«Entonces, uno escribe no sólo con el ritmo de la lengua sino con el ritmo del mundo. Como si Dios existiera y hubiera puesto su mirada sobre uno», dijo el autor francés en una entrevista reciente, refiriéndose al advenimiento de la gracia, noción teológica que opera como motor de su escritura. Michon es un ateo declarado, y es conveniente entenderla desde la perspectiva materialista, sencillamente como lo que Alain Badiou ha llamado «fidelidad al acontecimiento». Para Pablo el acontecimiento tiene un nombre único, Cristo. Para Michon es una pluralidad: Balzac, Rimbaud, Flaubert, Proust, Faulkner, Borges, Beckett… Es decir, las encarnaciones de cierta divinidad: la Literatura.
¿Convertir materia opaca (escritura) en gracia (literatura) –hacer de la voz personal una encarnación de Su voz– no es, acaso, el imperativo de cualquier artista de la narración? Digámoslo de una vez: Michon produce el «milagro» en casi todas sus aventuras verbales. He dicho casi por una sencilla razón: donde Mitologías de invierno vuelve, con un aliento cercano al que animó la maestría de Vidas minúsculas (1984) o Vida de Joseph Roulin (1988), al universo de las «pequeñas vidas olvidadas», El emperador de Occidente (1989) se extravía en la voluntad de escribir un relato de Borges con el pulso de Proust. Aclaremos algo, ahora: el volumen en el que Alfabia ha reunido este par de libros es lo mejor que puede encontrarse en una mesa de novedades, pero no es lo mejor de Michon. La presencia tutelar del autor de Ficciones es demasiado pesada.
La prosa del francés posee una ductilidad asombrosa, una plasticidad que corresponde a la diversidad de las vidas relatadas, a sus fluctuaciones, a sus cambios de ánimo, a sus instantes lo mismo epifánicos que vulgares. Los relatos del francés se inscriben en una suerte de género, la biografía especulativa, una forma de escritura que permite ver la estela dejada por el trayecto de una vida. O, si se quiere, como ilustra el apartado más logrado del libro (“Nueve pasajes del causse”, de Mitologías de invierno), el efímero paso de los hombres por el mundo: en el Macizo Central francés se suceden, a lo largo de los siglos, las presencias de un antropólogo y un espeleólogo del siglo XIX, un obispo, una santa, un escribiente (“Bertrán” es un bello relato sobre el arte de la traducción) y un monje medievales, un campesino durante la Revolución…
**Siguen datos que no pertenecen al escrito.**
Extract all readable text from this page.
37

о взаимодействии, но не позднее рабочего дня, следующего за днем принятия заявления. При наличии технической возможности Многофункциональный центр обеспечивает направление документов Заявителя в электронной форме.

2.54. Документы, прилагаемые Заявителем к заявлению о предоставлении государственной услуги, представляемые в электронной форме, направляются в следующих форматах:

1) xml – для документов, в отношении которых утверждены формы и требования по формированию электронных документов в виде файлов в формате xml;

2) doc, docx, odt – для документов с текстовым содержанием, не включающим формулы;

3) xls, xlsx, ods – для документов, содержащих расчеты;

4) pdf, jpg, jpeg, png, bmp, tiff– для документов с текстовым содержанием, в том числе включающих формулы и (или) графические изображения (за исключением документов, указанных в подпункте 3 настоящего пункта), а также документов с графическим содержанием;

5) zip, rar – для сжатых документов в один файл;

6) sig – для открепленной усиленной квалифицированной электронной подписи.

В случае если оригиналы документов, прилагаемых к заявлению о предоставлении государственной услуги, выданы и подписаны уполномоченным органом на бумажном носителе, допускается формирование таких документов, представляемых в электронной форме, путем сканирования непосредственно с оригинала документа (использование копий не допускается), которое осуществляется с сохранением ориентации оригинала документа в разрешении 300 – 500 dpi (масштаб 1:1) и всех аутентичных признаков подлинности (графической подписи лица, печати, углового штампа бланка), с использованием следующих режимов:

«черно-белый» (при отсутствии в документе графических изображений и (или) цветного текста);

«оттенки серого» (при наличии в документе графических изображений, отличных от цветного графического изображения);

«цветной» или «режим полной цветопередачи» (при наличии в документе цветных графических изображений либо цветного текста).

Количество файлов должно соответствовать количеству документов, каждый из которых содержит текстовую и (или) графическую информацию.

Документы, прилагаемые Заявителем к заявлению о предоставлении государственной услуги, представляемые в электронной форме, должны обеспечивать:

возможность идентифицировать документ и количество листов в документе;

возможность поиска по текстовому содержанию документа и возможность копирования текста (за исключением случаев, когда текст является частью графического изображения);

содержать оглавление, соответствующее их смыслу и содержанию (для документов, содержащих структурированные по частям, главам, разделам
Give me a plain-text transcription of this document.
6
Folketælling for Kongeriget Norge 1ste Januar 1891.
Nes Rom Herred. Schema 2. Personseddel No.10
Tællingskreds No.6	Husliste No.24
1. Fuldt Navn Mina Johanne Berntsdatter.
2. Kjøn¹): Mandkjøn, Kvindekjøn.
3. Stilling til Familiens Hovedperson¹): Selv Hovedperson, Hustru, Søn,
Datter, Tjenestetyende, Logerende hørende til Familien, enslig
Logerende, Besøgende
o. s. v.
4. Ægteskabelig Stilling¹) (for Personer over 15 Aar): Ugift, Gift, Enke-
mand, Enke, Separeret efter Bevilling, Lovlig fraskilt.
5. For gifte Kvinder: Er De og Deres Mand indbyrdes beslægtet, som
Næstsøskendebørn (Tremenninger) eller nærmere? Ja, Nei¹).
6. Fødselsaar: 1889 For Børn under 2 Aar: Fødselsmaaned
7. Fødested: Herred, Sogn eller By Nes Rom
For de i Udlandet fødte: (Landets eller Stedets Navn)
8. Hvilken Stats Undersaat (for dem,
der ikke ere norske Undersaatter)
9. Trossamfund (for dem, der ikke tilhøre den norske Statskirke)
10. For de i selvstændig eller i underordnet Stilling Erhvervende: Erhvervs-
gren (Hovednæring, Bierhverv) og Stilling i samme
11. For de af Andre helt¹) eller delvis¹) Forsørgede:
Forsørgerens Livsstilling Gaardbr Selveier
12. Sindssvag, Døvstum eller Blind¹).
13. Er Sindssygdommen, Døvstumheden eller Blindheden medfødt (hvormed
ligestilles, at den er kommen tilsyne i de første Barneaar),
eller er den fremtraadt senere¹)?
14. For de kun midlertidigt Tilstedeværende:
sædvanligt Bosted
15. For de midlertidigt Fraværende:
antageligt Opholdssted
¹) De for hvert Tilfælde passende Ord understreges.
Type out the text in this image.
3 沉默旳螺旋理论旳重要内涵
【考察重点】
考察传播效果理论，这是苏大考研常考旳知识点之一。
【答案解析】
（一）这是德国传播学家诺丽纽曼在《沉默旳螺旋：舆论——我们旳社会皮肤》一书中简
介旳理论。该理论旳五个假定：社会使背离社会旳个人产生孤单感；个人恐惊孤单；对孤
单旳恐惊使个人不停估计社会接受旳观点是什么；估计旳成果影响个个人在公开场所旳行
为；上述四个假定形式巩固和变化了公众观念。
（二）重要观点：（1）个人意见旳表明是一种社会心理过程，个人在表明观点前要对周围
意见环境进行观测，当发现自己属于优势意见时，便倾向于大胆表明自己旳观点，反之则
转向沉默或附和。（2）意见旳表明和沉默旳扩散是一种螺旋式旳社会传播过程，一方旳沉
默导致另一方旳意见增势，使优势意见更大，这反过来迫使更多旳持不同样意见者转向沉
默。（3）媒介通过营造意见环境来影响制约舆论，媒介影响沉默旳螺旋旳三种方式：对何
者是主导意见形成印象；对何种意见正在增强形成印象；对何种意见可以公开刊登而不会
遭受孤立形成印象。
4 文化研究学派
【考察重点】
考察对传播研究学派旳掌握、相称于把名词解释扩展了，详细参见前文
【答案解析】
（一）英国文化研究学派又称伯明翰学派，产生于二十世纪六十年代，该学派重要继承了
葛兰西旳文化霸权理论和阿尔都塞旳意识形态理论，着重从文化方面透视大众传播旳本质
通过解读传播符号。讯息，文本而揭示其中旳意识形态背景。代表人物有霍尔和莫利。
En su prólogo, útil a pesar de sus modos afectados, Ricardo Menéndez Salmón nos recuerda una frase al final de Rimbaud el hijo (1991): «¿Qué es lo que hace renacer sin fin a la literatura? ¿Qué es lo que hace escribir a los hombres? ¿Los demás hombres, su madres, las estrellas, o las viejas enormidades, Dios, la lengua? Las potencias lo saben. Las potencias del aire son ese vientecillo que atraviesa los follajes» (cito de la edición de Aldus). Michon no puede decirlo, nosotros sí: él es una de esas potestades que convocan la gracia, que nos vuelven fieles al acontecimiento artístico. En ese mismo libro, un poco antes, hay una frase que, escrita a propósito del poeta de Iluminaciones, describe a todo gran escritor (y el que nos ocupa lo es): «Tal vez se trataba de los sollozos de la brillantez, los de cuando por casualidad, una vez en la vida, la gracia cae en la página: los que la frase justa nos arranca cuando nos arrastra hacia adelante, los que nos quiebran cuando el ritmo justo nos empuja con furia por la espalda, y entonces, deslumbrados, en medio de todo eso, decimos la verdad, proferimos el sentido, y no se sabe cómo, pero en ese instante sabemos que en la página está la verdad, está el sentido; y usted es ese hombrecito que dice la verdad».